The last words I posted when announcing I'd finished the revision of Scurvy Dogs! were "Now what do I do?" That wasn't hyperbole. I've spent two years with Scurvy Dogs! as my focus. It's done (for now.) What comes next?
I'm not referring to the next step. That's clear enough. Wait for and incorporate any of Tori's comments, send it to Eddie the Agent, wait for his thoughts. Meanwhile, wait for Eddie's notes on Chance. That's a lot of waiting.
And I'm hampered by the fact that as soon as those things happen, I have to work on those projects. Chance has a lot to recommend it, but is likely to need a lot of work. Starting a new project today that I'm just going to have to jump in and out of as other work intervenes doesn't sound appealing.
It's not like I don't have other ideas to work on, thoughts that seemed promising, which I jotted down. But at most I have a couple of weeks to work on any of them before other things will intervene.
On the other hand, I don't have time for dithering, either. I am not a young man and my lifestyle does not conjure images of long years ahead of me to do all the work I want to. I feel like the lover in Andrew Marvell's To His Coy Mistress.
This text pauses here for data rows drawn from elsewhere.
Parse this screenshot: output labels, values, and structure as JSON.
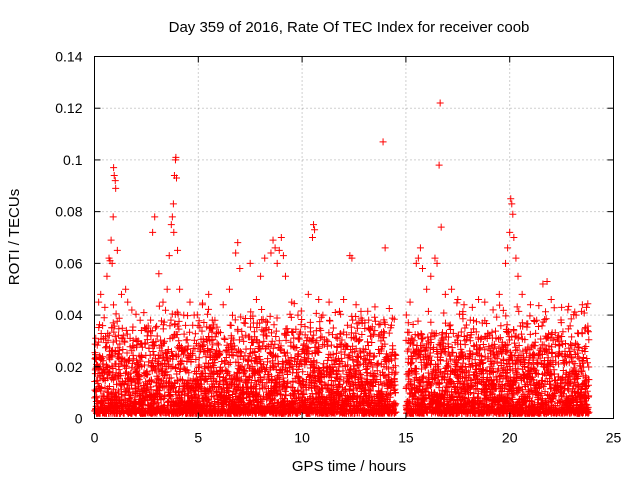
{
  "chart_data": {
    "type": "scatter",
    "title": "Day 359 of 2016, Rate Of TEC Index for receiver coob",
    "xlabel": "GPS time / hours",
    "ylabel": "ROTI / TECUs",
    "xlim": [
      0,
      25
    ],
    "ylim": [
      0,
      0.14
    ],
    "xticks": [
      0,
      5,
      10,
      15,
      20,
      25
    ],
    "xtick_labels": [
      "0",
      "5",
      "10",
      "15",
      "20",
      "25"
    ],
    "yticks": [
      0,
      0.02,
      0.04,
      0.06,
      0.08,
      0.1,
      0.12,
      0.14
    ],
    "ytick_labels": [
      "0",
      "0.02",
      "0.04",
      "0.06",
      "0.08",
      "0.1",
      "0.12",
      "0.14"
    ],
    "grid": true,
    "marker": "+",
    "series": [
      {
        "name": "ROTI",
        "color": "#ff0000",
        "points": [
          [
            0.2,
            0.045
          ],
          [
            0.3,
            0.048
          ],
          [
            0.5,
            0.043
          ],
          [
            0.6,
            0.055
          ],
          [
            0.7,
            0.062
          ],
          [
            0.75,
            0.061
          ],
          [
            0.8,
            0.069
          ],
          [
            0.85,
            0.06
          ],
          [
            0.9,
            0.078
          ],
          [
            0.92,
            0.097
          ],
          [
            0.95,
            0.094
          ],
          [
            1.0,
            0.092
          ],
          [
            1.02,
            0.089
          ],
          [
            1.1,
            0.065
          ],
          [
            1.3,
            0.048
          ],
          [
            1.5,
            0.05
          ],
          [
            1.6,
            0.045
          ],
          [
            2.2,
            0.038
          ],
          [
            2.5,
            0.035
          ],
          [
            2.8,
            0.072
          ],
          [
            2.9,
            0.078
          ],
          [
            3.1,
            0.056
          ],
          [
            3.3,
            0.045
          ],
          [
            3.5,
            0.05
          ],
          [
            3.6,
            0.063
          ],
          [
            3.7,
            0.075
          ],
          [
            3.75,
            0.078
          ],
          [
            3.8,
            0.083
          ],
          [
            3.82,
            0.072
          ],
          [
            3.85,
            0.094
          ],
          [
            3.9,
            0.1
          ],
          [
            3.92,
            0.101
          ],
          [
            3.95,
            0.093
          ],
          [
            4.0,
            0.065
          ],
          [
            4.1,
            0.05
          ],
          [
            4.3,
            0.04
          ],
          [
            4.6,
            0.045
          ],
          [
            4.8,
            0.04
          ],
          [
            5.2,
            0.044
          ],
          [
            5.5,
            0.048
          ],
          [
            5.8,
            0.038
          ],
          [
            6.2,
            0.044
          ],
          [
            6.5,
            0.05
          ],
          [
            6.8,
            0.064
          ],
          [
            6.9,
            0.068
          ],
          [
            7.0,
            0.058
          ],
          [
            7.5,
            0.06
          ],
          [
            7.8,
            0.046
          ],
          [
            8.0,
            0.055
          ],
          [
            8.2,
            0.062
          ],
          [
            8.5,
            0.064
          ],
          [
            8.6,
            0.069
          ],
          [
            8.7,
            0.066
          ],
          [
            8.8,
            0.06
          ],
          [
            8.9,
            0.065
          ],
          [
            9.0,
            0.07
          ],
          [
            9.1,
            0.063
          ],
          [
            9.2,
            0.055
          ],
          [
            9.5,
            0.045
          ],
          [
            9.8,
            0.04
          ],
          [
            10.3,
            0.048
          ],
          [
            10.5,
            0.07
          ],
          [
            10.55,
            0.075
          ],
          [
            10.6,
            0.073
          ],
          [
            10.8,
            0.046
          ],
          [
            11.0,
            0.04
          ],
          [
            11.3,
            0.045
          ],
          [
            11.6,
            0.041
          ],
          [
            12.0,
            0.046
          ],
          [
            12.3,
            0.063
          ],
          [
            12.4,
            0.062
          ],
          [
            12.6,
            0.044
          ],
          [
            12.9,
            0.038
          ],
          [
            13.2,
            0.035
          ],
          [
            13.5,
            0.034
          ],
          [
            13.8,
            0.03
          ],
          [
            13.9,
            0.107
          ],
          [
            14.0,
            0.066
          ],
          [
            14.2,
            0.033
          ],
          [
            15.2,
            0.045
          ],
          [
            15.5,
            0.06
          ],
          [
            15.6,
            0.062
          ],
          [
            15.7,
            0.066
          ],
          [
            15.8,
            0.058
          ],
          [
            16.0,
            0.05
          ],
          [
            16.2,
            0.055
          ],
          [
            16.4,
            0.062
          ],
          [
            16.5,
            0.06
          ],
          [
            16.6,
            0.098
          ],
          [
            16.65,
            0.122
          ],
          [
            16.7,
            0.074
          ],
          [
            16.9,
            0.048
          ],
          [
            17.2,
            0.05
          ],
          [
            17.5,
            0.046
          ],
          [
            17.8,
            0.044
          ],
          [
            18.2,
            0.043
          ],
          [
            18.5,
            0.046
          ],
          [
            18.8,
            0.045
          ],
          [
            19.2,
            0.042
          ],
          [
            19.5,
            0.048
          ],
          [
            19.8,
            0.06
          ],
          [
            19.9,
            0.066
          ],
          [
            20.0,
            0.072
          ],
          [
            20.05,
            0.085
          ],
          [
            20.1,
            0.083
          ],
          [
            20.15,
            0.079
          ],
          [
            20.2,
            0.07
          ],
          [
            20.3,
            0.062
          ],
          [
            20.4,
            0.055
          ],
          [
            20.6,
            0.048
          ],
          [
            21.0,
            0.044
          ],
          [
            21.3,
            0.038
          ],
          [
            21.6,
            0.052
          ],
          [
            21.8,
            0.053
          ],
          [
            22.0,
            0.046
          ],
          [
            22.5,
            0.043
          ],
          [
            22.8,
            0.042
          ],
          [
            23.2,
            0.04
          ],
          [
            23.5,
            0.044
          ],
          [
            23.7,
            0.043
          ]
        ]
      }
    ],
    "dense_band": {
      "series": "ROTI",
      "segments": [
        [
          0.0,
          14.5
        ],
        [
          15.0,
          23.8
        ]
      ],
      "y_range": [
        0.002,
        0.045
      ]
    }
  }
}
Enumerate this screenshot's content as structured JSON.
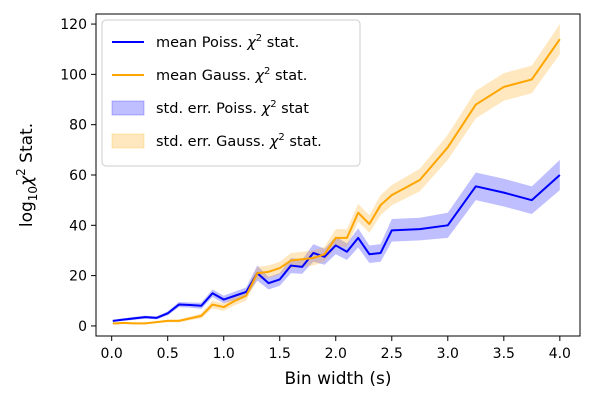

Had we but world enough, and time,
This coyness, lady, were no crime.
But at my back I always hear
Time's winged chariot hurrying near;
And yonder all before us lie
Deserts of vast eternity.
Yeah. So I need to get to work I want to take a look at my failed third novel, The Bones in the Closet. There was something there that had the kernel of a good story, but it went off the rails really badly. Very frustrating experience, and it kind of scared me. Got out of control and made me wonder if I really could do this, despite the fact that I had written two previous books I thought were pretty good. That failure made starting Scurvy Dogs! a little nerve wracking. Although in the end, I really think it's my best effort yet.
Perhaps I have just enough time before all the various notes start coming in to look over Bones and figure out what went wrong and how to tell the story I thought I was going to before the story got lost – literally – in the forest.
If not, I've got three ideas on the list after that. The point is, I'm a writer, so I should write. It's part passion, part compulsion – and part a job, without the luxury of taking time off. But launching the next project is another leap of faith.
Like Stephen King said, "The scariest moment is always just before you start."